Kampanye Pemilu 2024 telah berlangsung sejak akhir tahun 2023 lalu. Baliho, spanduk, poster calon presiden maupun legislatif marak kita temui di setiap sudut jalan saat ini. Sayangnya, alat-alat kampanye tersebut tidak teroganisir dengan baik dan justru menambah pelik masalah sampah visual. Pusat Studi Lingkungan Hidup (PSLH) menyoroti produksi sampah visual yang meningkat dalam beberapa bulan terakhir karena kampanye Pemilu 2024 ini.
“Saya kira isu sampah visual itu bukan barang baru dan tidak hanya terjadi di tahun politik. Jadi itu isu lama yang belum terpecahkan termasuk, khususnya di Kota Yogyakarta ini termasuk contoh yang paling tidak bagus mengenai sampah visual. Tapi di satu sisi bahwa di tahun politik ya wajar kita pasang baliho, karena itu pesta demokrasi. Sampai kapanpun kita akan terus belajar dan berdemokrasi,” ujar Prof. Ir. Bakti Setiawan, M.A., Ph.D, Dosen Fakultas Teknik UGM dalam Podcast Lestari pada Sabtu (13/1). Menurutnya, saat ini publik ataupun partai politik juga mulai mempertanyakan efektivitas pemasangan baliho dan poster di jalanan. Langkah ini cukup mengindikasikan bahwa demokrasi tetap mengalami evaluasi dan transisi ke cara yang lebih ramah lingkungan.
Masalah sampah visual setiap pelaksanaan pemilu harusnya sudah mendapat perhatian lebih dari setiap kepala daerah. Pemasangan baliho dan spanduk yang tidak teratur, poster yang berserakan di jalanan, hingga bendera parpol yang entah kapan akan dilepas menambah pelik permasalahan sampah di Yogyakarta. Keberadaan sampah visual tersebut seringkali justru mengganggu keindahan dari sebuah kota, dan masyarakatlah yang seharusnya menyadari akan ketidaknyamanan tersebut. Evaluasi seputar tata perkotaan perlu dikaji lebih mendalam, bukan hanya tentang letak bangunan yang bersifat permanen, namun juga letak iklan-iklan yang strategis agar tidak mengganggu fungsi sarana dan visual perkotaan.
“Seharusnya memang diperlukan evaluasi untuk mendapatkan standar dari keindahan kota.

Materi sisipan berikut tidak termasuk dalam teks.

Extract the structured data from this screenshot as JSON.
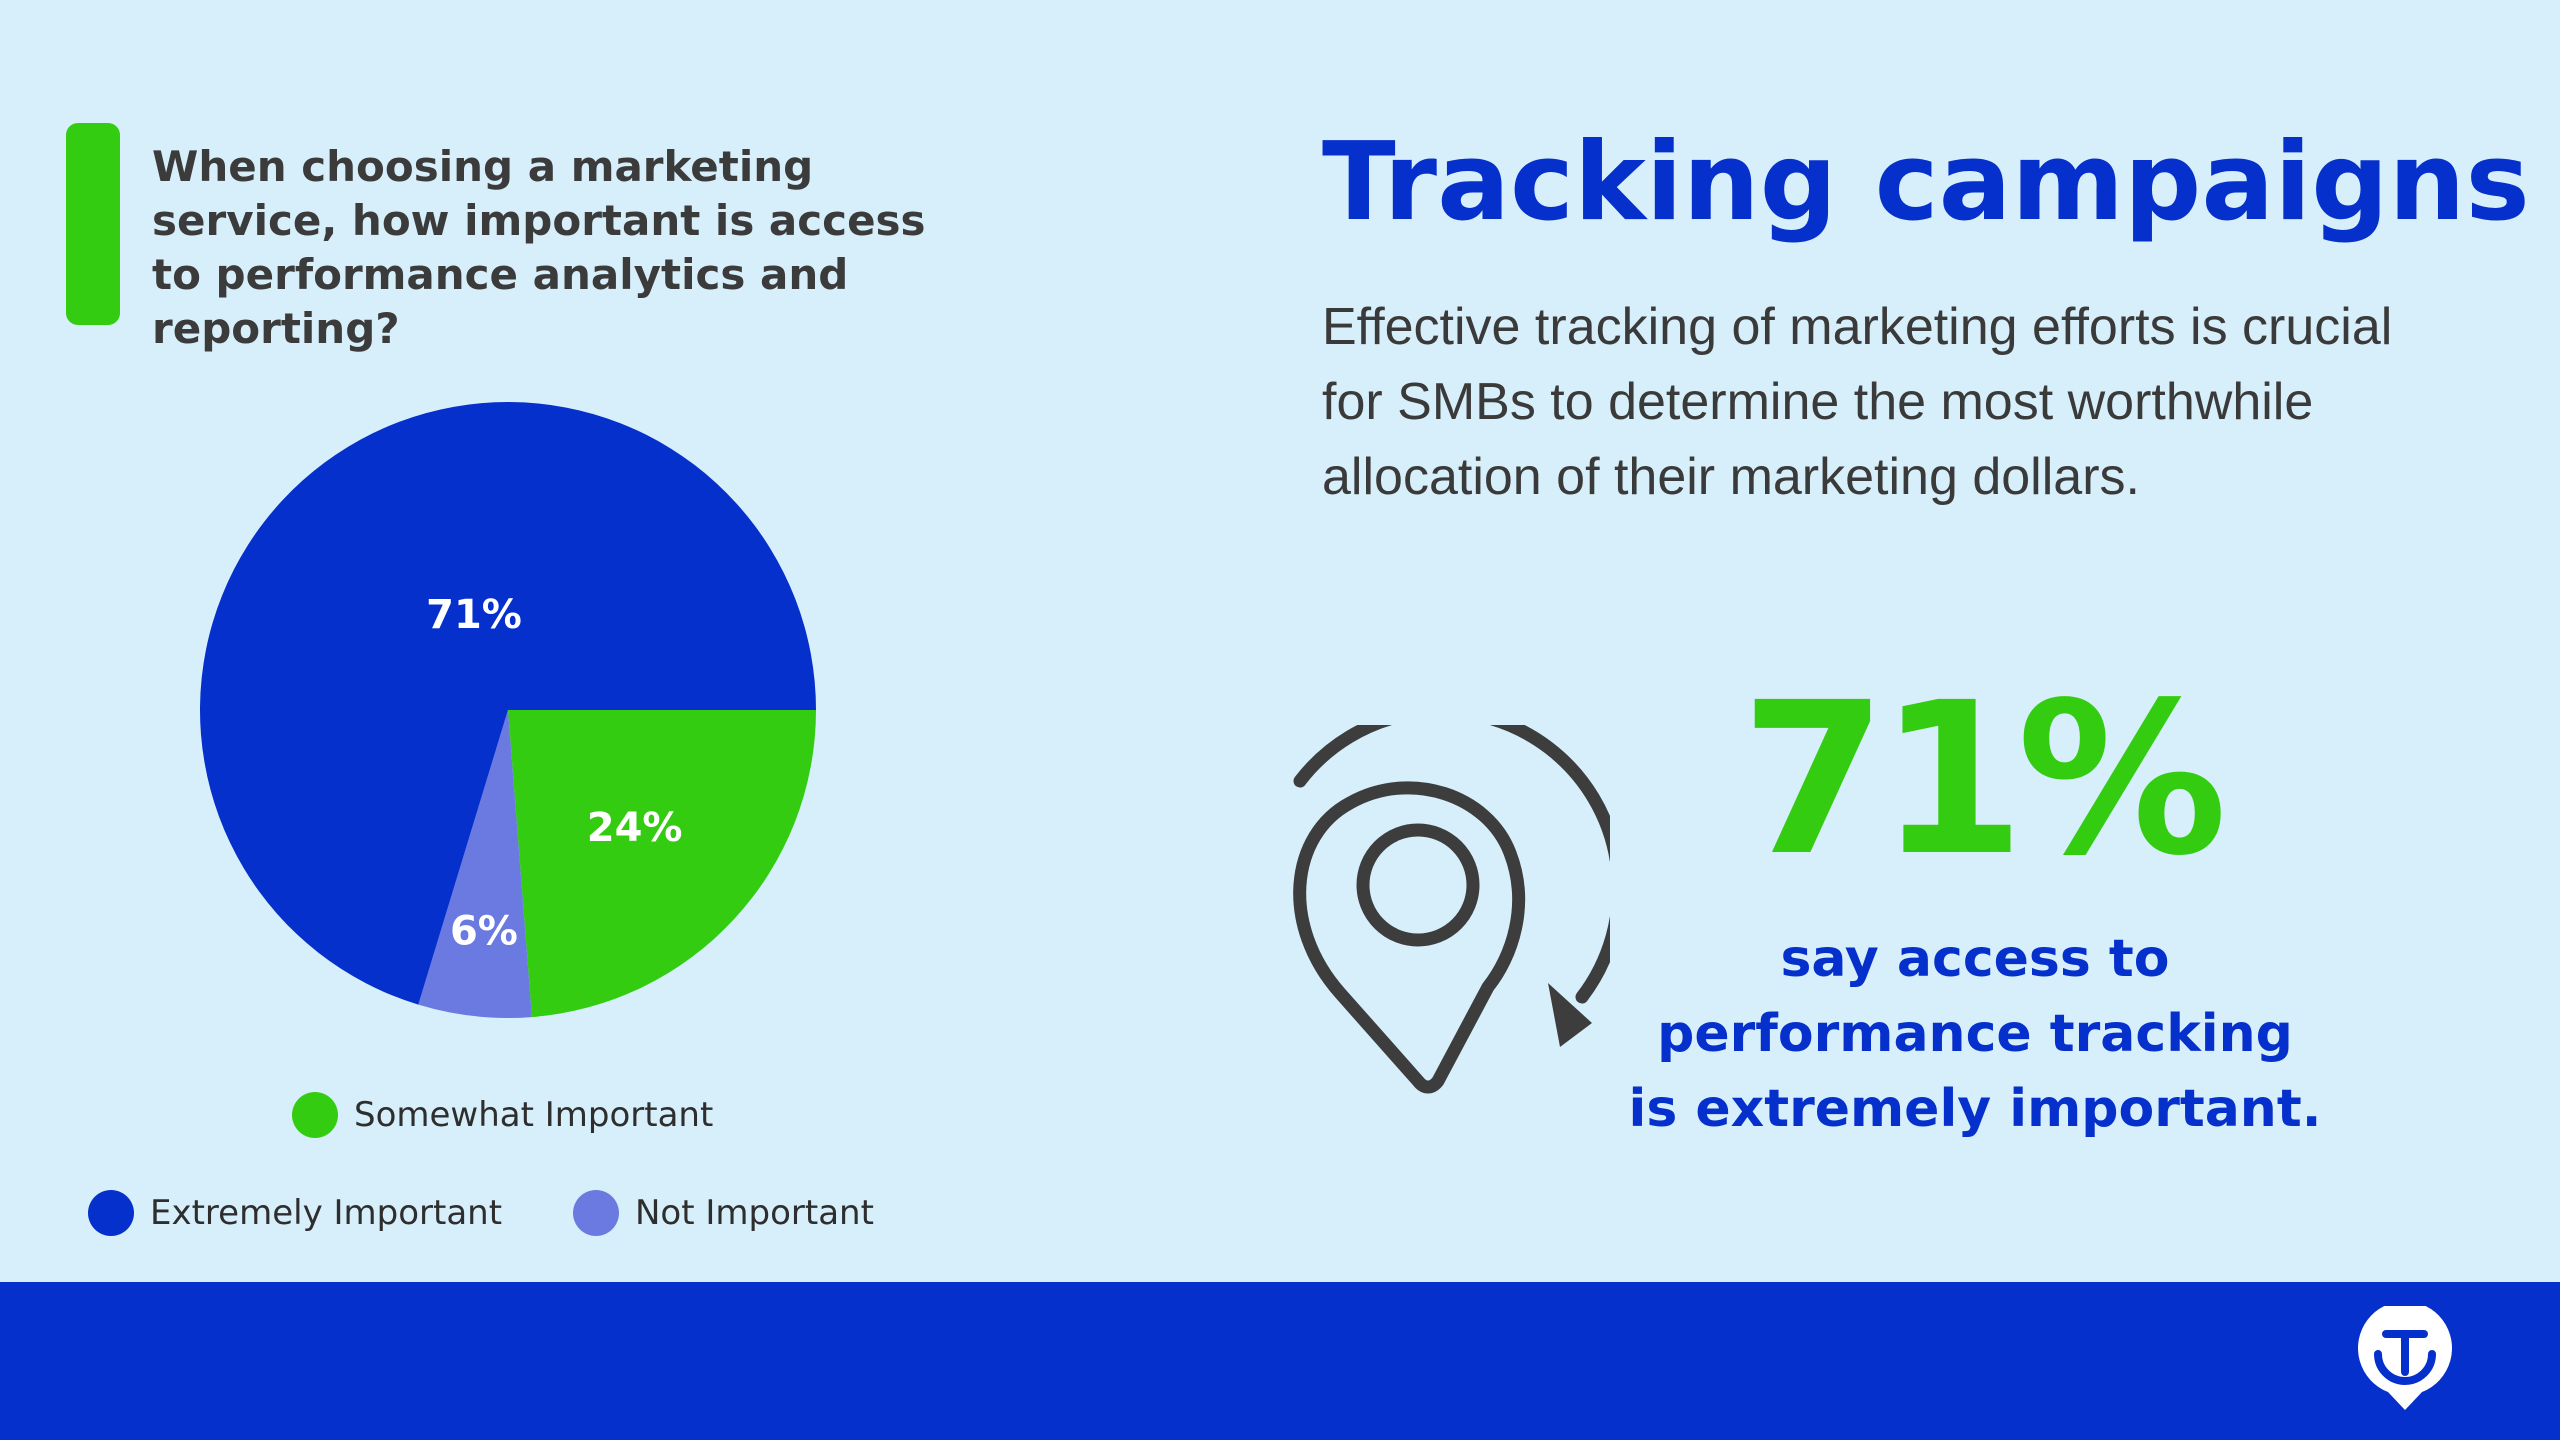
{
  "question": {
    "line1": "When choosing a marketing",
    "line2": "service, how important is access",
    "line3": "to performance analytics and reporting?"
  },
  "heading": "Tracking campaigns",
  "body": "Effective tracking of marketing efforts is crucial for SMBs to determine the most worthwhile allocation of their marketing dollars.",
  "stat": {
    "value": "71%",
    "line1": "say access to",
    "line2": "performance tracking",
    "line3": "is extremely important."
  },
  "chart_data": {
    "type": "pie",
    "title": "",
    "slices": [
      {
        "name": "Extremely Important",
        "value": 71,
        "label": "71%",
        "color": "#0630cc"
      },
      {
        "name": "Somewhat Important",
        "value": 24,
        "label": "24%",
        "color": "#33cc11"
      },
      {
        "name": "Not Important",
        "value": 6,
        "label": "6%",
        "color": "#6a7ae0"
      }
    ],
    "legend": [
      {
        "label": "Somewhat Important",
        "color": "#33cc11"
      },
      {
        "label": "Extremely Important",
        "color": "#0630cc"
      },
      {
        "label": "Not Important",
        "color": "#6a7ae0"
      }
    ],
    "legend_placement": "bottom"
  },
  "icons": {
    "pin": "location-pin-refresh-icon",
    "logo": "brand-logo-icon"
  },
  "colors": {
    "background": "#d7effa",
    "primary_blue": "#0630cc",
    "accent_green": "#33cc11",
    "light_purple": "#6a7ae0",
    "dark_text": "#3b3b3b"
  }
}
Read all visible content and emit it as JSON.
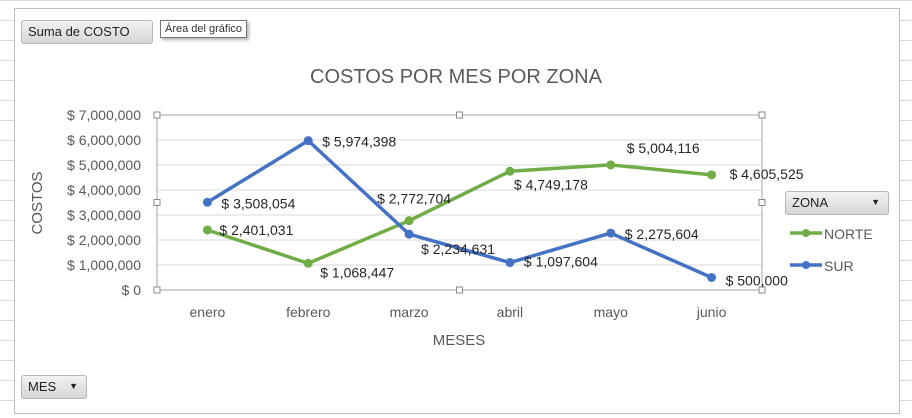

Kalau kita menilai keindahan itu kan seringkali subjektif. Selama ini juga evaluasi itu dilakukan sendiri oleh seniman atau pembuat advertising tersebut, padahal akhirnya kan yang mengevaluasi juga masyarakat,” tambah Prof. Bakti. Iklan visual memiliki unsur seni dan pesan yang penting untuk disampaikan pada audiens. Seni dalam atribut kampanye di sepanjang kota pun sebenarnya menarik untuk ditelisik lebih dalam. Partai politik dengan ideologi, visi misi, dan tujuannya, bisa dikemas dalam seni visual yang lebih apik dan enak dipandang. Masyarakat pun nantinya tidak hanya tertarik untuk melihat atribut kampanye parpol, namun juga membentuk image dan branding untuk partai politik itu sendiri.
Menurut Prof. Bakti, setiap individu memiliki hak atas keindahan dan kenyamanan kotanya. Yogyakarta dikenal dengan orisinalitas warisan budaya dan panorama kotanya yang menarik banyak wisatawan. Kelebihan ini tentunya perlu diapresiasi dan dijaga agar tetap asri dan nyaman dikunjungi. Keberadaan sampah visual memang bukan hal baru, namun jangan sampai hal ini justru dinormalisasikan. “Setiap orang memiliki hak atas kota yang lebih cantik, termasuk dari sisi sampah visual. Jadi karena ini juga mulai diperhatikan, saya kira gerakan ini perlu diteruskan untuk menjaga kota kita,” tutup Prof. Bakti.